Rezension von Annemarie

Wie verhält man sich auf dem Parkett am besten? Was ist zu beachten? Das fragen sich viele. Und oft tritt man, gerade in den besonders wichtigen Situationen, komplett ahnungslos und unbedacht ins Fettnäpfchen. Damit dies nicht passiert und man lernt, besser die Benimmregeln zu befolgen, wurde dieses Buch geschaffen. Autor des Bandes ist Enrico Brissa, ein promovierter Jurist, der u.a. in der Verwaltung des Bundestages, im Bundespräsidialamt, im Protokoll beim Deutschen Bundestag und an der juristischen Fakultät der Universität Jena tätig war und ist.
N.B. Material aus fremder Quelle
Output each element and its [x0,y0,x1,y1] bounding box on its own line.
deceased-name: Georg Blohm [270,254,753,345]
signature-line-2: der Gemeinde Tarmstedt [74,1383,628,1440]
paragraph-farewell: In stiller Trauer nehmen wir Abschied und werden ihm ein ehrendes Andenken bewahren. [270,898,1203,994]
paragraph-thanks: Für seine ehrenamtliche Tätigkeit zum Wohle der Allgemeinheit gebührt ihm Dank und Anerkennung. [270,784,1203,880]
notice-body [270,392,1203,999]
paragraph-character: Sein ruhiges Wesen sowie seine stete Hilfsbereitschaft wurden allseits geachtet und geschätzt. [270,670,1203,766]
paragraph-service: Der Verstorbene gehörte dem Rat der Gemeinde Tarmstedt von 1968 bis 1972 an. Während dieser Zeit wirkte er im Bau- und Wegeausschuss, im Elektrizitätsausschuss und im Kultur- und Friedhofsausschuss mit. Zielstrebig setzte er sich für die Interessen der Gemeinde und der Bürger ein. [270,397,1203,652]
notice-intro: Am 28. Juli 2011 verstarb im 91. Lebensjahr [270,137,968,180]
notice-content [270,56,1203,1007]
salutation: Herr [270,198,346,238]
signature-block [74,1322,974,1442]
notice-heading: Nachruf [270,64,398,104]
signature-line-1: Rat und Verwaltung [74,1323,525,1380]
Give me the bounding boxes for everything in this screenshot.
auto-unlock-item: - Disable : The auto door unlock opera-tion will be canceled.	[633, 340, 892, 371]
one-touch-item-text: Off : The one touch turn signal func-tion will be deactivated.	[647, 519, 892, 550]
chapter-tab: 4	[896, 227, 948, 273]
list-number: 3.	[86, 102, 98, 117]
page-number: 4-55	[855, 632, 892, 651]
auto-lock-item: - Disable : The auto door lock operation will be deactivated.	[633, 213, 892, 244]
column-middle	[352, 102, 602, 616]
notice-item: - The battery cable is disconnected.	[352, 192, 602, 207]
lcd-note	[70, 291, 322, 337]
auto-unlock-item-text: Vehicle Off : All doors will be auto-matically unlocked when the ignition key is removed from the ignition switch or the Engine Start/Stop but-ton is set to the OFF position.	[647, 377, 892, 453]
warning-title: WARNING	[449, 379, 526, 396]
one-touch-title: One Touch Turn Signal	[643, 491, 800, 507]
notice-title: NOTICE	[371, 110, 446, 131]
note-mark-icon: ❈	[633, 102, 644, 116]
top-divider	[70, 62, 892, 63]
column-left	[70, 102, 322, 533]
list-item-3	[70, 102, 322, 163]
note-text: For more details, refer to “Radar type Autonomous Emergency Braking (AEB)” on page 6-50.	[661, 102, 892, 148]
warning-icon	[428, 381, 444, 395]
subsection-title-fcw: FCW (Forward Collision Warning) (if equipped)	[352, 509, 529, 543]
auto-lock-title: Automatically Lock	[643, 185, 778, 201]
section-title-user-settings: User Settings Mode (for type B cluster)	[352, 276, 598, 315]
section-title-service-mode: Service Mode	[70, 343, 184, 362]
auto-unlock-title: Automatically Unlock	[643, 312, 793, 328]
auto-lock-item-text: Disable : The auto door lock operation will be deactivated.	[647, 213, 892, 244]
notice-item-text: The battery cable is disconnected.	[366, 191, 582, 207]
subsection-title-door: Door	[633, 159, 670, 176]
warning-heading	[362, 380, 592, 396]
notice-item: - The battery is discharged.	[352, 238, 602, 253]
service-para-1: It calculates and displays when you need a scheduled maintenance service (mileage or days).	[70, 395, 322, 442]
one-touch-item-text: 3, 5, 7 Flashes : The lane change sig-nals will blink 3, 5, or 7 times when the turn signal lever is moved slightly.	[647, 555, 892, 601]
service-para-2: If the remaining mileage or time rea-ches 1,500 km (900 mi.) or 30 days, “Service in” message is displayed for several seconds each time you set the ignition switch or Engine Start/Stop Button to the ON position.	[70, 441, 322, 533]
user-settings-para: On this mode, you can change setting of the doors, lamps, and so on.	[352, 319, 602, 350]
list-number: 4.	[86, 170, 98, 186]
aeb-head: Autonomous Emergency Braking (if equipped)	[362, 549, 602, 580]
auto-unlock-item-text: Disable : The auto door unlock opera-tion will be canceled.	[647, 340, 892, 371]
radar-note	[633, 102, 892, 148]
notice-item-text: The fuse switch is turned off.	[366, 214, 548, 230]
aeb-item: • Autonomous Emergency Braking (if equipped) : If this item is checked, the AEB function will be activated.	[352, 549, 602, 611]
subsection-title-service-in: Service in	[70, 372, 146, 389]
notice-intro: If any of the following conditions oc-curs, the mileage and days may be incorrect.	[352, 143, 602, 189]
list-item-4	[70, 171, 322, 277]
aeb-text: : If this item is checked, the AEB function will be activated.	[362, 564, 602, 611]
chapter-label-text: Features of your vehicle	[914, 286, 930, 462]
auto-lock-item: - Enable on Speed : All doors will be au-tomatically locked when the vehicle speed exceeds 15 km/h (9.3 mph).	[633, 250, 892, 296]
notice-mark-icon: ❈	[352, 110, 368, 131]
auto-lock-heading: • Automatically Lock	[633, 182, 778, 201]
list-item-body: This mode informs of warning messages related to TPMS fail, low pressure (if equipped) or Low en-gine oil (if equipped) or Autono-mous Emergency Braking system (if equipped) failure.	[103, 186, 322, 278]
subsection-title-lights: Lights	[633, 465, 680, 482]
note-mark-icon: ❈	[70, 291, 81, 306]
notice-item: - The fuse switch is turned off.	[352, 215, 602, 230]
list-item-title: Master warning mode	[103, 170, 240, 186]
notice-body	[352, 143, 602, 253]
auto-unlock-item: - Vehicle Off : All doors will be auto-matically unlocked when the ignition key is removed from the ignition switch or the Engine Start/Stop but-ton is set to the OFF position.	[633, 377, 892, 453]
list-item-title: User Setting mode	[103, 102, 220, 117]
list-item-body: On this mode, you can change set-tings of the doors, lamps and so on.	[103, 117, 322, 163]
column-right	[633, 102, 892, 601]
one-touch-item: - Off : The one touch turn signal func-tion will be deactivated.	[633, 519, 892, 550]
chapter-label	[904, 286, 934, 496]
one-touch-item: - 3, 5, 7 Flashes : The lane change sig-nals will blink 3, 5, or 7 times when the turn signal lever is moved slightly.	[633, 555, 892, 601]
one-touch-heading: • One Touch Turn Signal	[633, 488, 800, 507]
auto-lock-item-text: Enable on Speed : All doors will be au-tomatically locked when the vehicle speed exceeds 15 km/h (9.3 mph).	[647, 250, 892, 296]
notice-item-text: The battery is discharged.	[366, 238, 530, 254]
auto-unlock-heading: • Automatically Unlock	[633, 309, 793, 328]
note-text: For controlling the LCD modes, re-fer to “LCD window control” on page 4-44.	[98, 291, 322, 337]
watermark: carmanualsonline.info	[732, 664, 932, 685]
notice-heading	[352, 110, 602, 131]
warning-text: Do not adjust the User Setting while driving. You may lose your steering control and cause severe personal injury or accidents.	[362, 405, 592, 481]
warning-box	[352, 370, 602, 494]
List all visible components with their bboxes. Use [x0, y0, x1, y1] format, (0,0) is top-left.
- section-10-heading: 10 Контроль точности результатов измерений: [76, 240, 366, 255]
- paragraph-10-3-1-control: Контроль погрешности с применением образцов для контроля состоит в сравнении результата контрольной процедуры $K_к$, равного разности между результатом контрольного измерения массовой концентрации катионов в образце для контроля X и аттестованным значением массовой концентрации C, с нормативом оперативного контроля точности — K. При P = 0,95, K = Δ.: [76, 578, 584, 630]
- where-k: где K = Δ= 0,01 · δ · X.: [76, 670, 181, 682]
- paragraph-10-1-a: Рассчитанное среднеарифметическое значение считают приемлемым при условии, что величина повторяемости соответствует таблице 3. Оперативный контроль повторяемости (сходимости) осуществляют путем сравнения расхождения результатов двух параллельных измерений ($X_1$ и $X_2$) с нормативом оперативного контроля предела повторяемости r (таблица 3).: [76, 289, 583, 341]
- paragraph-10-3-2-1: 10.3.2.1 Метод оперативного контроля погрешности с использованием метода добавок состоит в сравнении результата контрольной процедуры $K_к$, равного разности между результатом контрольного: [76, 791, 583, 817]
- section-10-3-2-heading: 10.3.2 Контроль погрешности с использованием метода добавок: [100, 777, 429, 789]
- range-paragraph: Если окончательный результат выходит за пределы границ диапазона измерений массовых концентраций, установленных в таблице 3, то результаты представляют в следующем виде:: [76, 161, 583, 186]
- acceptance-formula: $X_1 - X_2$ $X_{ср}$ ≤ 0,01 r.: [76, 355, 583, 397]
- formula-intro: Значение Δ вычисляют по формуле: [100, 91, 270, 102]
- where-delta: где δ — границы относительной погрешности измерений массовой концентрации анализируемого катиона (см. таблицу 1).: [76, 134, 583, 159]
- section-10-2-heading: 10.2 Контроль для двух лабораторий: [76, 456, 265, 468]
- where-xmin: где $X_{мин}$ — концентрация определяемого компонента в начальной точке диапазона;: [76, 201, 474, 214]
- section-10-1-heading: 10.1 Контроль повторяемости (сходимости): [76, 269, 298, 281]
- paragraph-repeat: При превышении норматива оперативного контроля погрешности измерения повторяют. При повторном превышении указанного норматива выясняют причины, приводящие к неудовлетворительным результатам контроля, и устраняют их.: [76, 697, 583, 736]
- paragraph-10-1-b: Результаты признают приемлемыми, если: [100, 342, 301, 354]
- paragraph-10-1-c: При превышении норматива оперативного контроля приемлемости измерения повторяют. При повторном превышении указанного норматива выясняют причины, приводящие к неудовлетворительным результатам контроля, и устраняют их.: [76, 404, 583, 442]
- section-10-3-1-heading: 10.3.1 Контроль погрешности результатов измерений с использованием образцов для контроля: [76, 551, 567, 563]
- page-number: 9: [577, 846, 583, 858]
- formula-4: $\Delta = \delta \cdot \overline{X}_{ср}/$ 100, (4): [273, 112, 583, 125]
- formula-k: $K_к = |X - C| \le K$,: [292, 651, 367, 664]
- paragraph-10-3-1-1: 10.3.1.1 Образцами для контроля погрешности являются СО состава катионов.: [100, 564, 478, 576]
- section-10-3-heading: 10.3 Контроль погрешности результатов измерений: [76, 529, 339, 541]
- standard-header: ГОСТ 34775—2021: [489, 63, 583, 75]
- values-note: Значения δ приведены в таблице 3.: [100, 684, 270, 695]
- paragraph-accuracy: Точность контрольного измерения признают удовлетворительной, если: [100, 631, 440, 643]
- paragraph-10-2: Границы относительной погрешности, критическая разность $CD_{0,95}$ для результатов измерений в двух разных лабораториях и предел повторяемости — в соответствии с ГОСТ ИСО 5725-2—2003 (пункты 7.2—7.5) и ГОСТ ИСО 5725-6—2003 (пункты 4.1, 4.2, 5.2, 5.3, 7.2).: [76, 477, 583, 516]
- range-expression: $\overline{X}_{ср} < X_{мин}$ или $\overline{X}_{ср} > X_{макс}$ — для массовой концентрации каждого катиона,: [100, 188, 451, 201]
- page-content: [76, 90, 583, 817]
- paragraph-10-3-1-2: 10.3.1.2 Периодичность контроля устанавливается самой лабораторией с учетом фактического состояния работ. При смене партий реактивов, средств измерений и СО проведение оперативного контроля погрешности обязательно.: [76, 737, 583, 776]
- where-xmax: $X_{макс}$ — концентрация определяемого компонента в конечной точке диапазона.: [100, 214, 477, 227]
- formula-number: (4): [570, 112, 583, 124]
Alphabetisch sind die wichtigsten Begriffe des guten Benehmens erläutert. So stellt der Band im Grunde genommen ein kleines Lexikon dar. Im Anhang ist ein Literaturverzeichnis vorzufinden. Inhaltsverzeichnis und ein umfangreiches Register bewirken, dass man die Begriffe schnell und gut findet. Aufgelockert wird das Ganze durch eine dezent farbige Gestaltung mit dunkel- bis mittelblauen Hervorhebungen und durch Zeichnungen im Text, passend zum jeweiligen Begriff.

Rezension

Brissa schreibt in einem gehobenen, doch gut verständlichen Schreibstil, sodass seine Erläuterungen immer gut verstanden werden, und die Bilder sind wirklich hübsch. Auch die Farbgebung hat mir gefallen. Dennoch war ich von diesem Band leider ziemlich enttäuscht. Zum einen hatte ich teilweise den Eindruck, dass Brissa seine Erläuterungen nicht auf den Punkt bringt. So meint er öfters, man soll in gewissen Situationen umsichtig und mit Feingefühl handeln. Das war mir aber auch schon vorher klar. So bringt mich das auch nicht so wirklich weiter.

Leider gibt es zudem relativ viele Punkte, mit der man selbst als Bürger einer gehobenen Klasse nicht braucht. Was bringt einem bitte sehr eine Erläuterung des Begriffs „Abendland“, „Hofnarr“, „Kniefall“, oder „Staatsgeschirr“? Warum muss ich wissen, wie ein Protokoll aussieht? Und wie oft kommt man mit einem „Aide-de-camp“, einer Art Bediensteten des Staatsoberhaupts, in Berührung? Dazu gibt es noch ziemlich viele Begriffe, die einem in Bezug auf das Benehmen herzlich wenig bringen, sondern einfach nur Informationen liefern, etwa zum Adel, zur Anciennität, zu Friedrich dem Großen oder zur (National-)Hymne.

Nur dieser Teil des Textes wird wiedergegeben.